Pattern of Reoffending Linked to Lack of Training
Repeat criminals often cause mayhem in their neighborhoods due to the inability of correctional facilities to supply adequate training and employment opportunities that could help break the cycle of reoffending, the report indicated.
“I have serious worries about the impact of inflation-adjusted learning funding reductions on already inadequate provision and about the lack of real desire and ambition for improvement that this represents.”
Funding Reductions Endanger Rehabilitation Initiatives
In spite of promises to enhance access to education, funding on frontline learning services in prisons is being cut by as much as 50%, per latest reports.
Although the total training budget has stayed unchanged, the expense of program contracts has increased significantly, as claimed by prison governors.

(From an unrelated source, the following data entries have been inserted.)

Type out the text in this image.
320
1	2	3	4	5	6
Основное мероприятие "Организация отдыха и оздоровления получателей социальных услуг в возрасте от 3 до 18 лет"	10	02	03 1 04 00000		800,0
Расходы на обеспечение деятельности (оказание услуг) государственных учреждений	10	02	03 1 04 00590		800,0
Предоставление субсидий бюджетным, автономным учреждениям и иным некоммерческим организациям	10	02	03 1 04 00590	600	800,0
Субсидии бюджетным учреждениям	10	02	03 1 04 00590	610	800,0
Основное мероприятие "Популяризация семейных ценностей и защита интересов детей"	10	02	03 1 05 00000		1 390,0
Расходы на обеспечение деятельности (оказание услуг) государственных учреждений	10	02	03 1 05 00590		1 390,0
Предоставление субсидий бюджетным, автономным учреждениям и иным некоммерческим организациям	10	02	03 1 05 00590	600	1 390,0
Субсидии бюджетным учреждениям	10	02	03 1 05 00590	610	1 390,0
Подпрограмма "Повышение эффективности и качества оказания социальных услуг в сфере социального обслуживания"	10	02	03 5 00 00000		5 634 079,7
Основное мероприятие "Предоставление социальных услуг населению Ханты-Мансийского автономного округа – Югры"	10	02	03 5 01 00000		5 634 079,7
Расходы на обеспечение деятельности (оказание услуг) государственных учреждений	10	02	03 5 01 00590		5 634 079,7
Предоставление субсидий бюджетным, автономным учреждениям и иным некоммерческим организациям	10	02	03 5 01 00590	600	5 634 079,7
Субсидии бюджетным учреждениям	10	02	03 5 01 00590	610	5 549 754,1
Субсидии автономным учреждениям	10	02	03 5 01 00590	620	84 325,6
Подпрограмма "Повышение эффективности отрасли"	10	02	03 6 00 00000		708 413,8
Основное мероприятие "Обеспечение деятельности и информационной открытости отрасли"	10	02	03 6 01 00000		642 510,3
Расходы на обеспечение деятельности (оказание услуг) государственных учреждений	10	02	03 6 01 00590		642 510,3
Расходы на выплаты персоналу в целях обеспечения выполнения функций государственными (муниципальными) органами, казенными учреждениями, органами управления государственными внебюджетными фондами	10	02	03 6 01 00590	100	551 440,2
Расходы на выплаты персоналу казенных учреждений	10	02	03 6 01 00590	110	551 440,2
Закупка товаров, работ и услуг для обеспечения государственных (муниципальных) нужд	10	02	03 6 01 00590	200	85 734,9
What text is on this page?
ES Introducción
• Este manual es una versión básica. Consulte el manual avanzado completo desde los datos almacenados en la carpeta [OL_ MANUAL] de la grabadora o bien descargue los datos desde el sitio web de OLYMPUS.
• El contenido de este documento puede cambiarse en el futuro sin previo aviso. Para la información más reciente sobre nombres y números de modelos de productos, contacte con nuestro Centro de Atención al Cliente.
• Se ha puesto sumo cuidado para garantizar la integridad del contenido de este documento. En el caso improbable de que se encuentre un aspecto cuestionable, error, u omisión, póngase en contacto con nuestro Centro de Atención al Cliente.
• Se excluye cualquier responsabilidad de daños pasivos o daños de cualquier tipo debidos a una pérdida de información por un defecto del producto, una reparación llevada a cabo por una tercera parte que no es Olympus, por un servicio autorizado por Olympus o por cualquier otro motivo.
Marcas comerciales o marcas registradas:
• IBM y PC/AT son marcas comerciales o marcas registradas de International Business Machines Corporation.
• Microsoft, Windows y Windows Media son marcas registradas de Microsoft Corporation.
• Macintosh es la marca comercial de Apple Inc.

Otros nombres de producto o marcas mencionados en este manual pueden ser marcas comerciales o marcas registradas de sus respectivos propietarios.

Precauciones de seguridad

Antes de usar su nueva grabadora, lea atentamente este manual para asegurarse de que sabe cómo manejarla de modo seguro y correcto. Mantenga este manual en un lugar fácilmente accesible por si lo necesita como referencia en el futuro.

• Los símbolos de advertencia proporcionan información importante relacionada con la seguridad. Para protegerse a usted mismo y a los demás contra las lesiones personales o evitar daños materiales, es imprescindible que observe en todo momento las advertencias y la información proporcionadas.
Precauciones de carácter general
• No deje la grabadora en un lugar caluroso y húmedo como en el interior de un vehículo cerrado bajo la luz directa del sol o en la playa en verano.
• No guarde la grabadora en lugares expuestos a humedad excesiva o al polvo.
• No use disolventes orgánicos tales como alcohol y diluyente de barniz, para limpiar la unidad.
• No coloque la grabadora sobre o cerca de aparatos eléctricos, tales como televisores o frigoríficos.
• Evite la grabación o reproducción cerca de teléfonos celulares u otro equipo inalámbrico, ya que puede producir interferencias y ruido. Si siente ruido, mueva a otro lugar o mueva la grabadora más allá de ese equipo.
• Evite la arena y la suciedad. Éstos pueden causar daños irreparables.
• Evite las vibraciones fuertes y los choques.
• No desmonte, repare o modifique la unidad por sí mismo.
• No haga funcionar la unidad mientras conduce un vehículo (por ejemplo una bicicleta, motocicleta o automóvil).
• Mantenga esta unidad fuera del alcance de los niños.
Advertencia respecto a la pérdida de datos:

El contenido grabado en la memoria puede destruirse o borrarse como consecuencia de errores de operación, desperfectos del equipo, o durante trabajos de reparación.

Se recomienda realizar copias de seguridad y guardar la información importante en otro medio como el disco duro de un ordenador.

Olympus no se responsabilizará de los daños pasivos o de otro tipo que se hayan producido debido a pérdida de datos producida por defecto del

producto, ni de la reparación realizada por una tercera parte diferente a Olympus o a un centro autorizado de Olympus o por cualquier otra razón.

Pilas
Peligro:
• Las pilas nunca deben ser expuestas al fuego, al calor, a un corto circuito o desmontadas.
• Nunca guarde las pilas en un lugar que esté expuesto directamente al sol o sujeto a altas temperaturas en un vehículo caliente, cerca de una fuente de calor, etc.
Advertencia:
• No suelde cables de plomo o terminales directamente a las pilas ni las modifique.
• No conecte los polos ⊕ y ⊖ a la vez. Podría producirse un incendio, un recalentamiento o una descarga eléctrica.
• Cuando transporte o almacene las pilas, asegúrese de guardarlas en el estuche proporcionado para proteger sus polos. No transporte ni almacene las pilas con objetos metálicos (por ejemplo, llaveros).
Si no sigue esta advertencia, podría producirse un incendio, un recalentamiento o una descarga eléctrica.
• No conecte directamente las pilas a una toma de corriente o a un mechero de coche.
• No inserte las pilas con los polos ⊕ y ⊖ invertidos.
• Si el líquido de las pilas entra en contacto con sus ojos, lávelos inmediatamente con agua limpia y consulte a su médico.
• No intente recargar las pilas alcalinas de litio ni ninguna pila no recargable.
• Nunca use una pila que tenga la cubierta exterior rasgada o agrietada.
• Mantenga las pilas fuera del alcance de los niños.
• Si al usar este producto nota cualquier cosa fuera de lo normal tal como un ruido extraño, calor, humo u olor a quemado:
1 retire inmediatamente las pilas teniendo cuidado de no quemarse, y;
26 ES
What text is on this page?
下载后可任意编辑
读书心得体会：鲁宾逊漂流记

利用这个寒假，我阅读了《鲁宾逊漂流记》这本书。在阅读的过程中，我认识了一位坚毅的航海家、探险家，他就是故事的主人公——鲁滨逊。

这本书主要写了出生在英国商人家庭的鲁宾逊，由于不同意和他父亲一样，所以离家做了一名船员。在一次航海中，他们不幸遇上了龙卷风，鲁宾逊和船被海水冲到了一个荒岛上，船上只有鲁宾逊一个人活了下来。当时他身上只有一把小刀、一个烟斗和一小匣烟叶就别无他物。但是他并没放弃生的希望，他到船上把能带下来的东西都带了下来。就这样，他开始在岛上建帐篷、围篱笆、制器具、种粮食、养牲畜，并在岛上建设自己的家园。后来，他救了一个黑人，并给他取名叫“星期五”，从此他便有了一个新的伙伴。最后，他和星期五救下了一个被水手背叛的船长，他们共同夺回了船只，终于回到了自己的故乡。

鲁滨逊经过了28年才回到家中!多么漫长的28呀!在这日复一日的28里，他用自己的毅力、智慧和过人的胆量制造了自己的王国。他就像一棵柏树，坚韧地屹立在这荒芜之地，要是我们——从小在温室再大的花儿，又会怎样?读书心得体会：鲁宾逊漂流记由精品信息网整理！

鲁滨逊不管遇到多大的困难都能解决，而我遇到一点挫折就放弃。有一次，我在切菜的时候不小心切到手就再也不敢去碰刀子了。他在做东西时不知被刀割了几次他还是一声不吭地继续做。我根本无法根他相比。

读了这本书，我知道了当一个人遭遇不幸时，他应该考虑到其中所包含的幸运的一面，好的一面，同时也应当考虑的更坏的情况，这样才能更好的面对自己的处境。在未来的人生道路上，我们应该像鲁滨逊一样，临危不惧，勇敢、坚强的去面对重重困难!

- Only 31% of ex- inmates are employed half a year after leaving prison
- 94 of one hundred four closed prisons were rated “poor” or “not sufficiently good” for purposeful activity
- Typical attendance in training activities was just 67% in inspected prisons
Insufficient Conditions Hinder Rehabilitation
Crowded conditions, a lack of training facilities, machinery breakdowns, and ageing infrastructure have compounded the problem, according to the report.
Many inmates wait for extended periods to be allocated an training space and are often given whatever is open, instead of instruction applicable to their employment prospects upon leaving.
Although activities went ahead, full-day jobs generally occupied prisoners for just five hours per day, with many roles split into partial slots to stretch limited provision further.
Official Response and Future Initiatives
The prison service has a duty to protect the community by making prisoners less likely to reoffend when they are released, but too often it is falling short to meet this responsibility.
Top administrators know that prisons, and in the end our communities, are safer if inmates are meaningfully engaged, and that training, skill development and work play a vital role in encouraging inmates to reform.
“We know that purposeful activity can help to enable secure and decent correctional facilities and have a positive effect on reoffending rates.”
Until leaders in the prison service take the provision of high-quality education and skill development more seriously, it is hard to see how appallingly high reoffending rates can be reduced.
The spending cuts are also likely to hinder initiatives to implement a new reward-driven correctional system that would allow prisoners to gain time off their incarceration by completing employment, training and learning programs.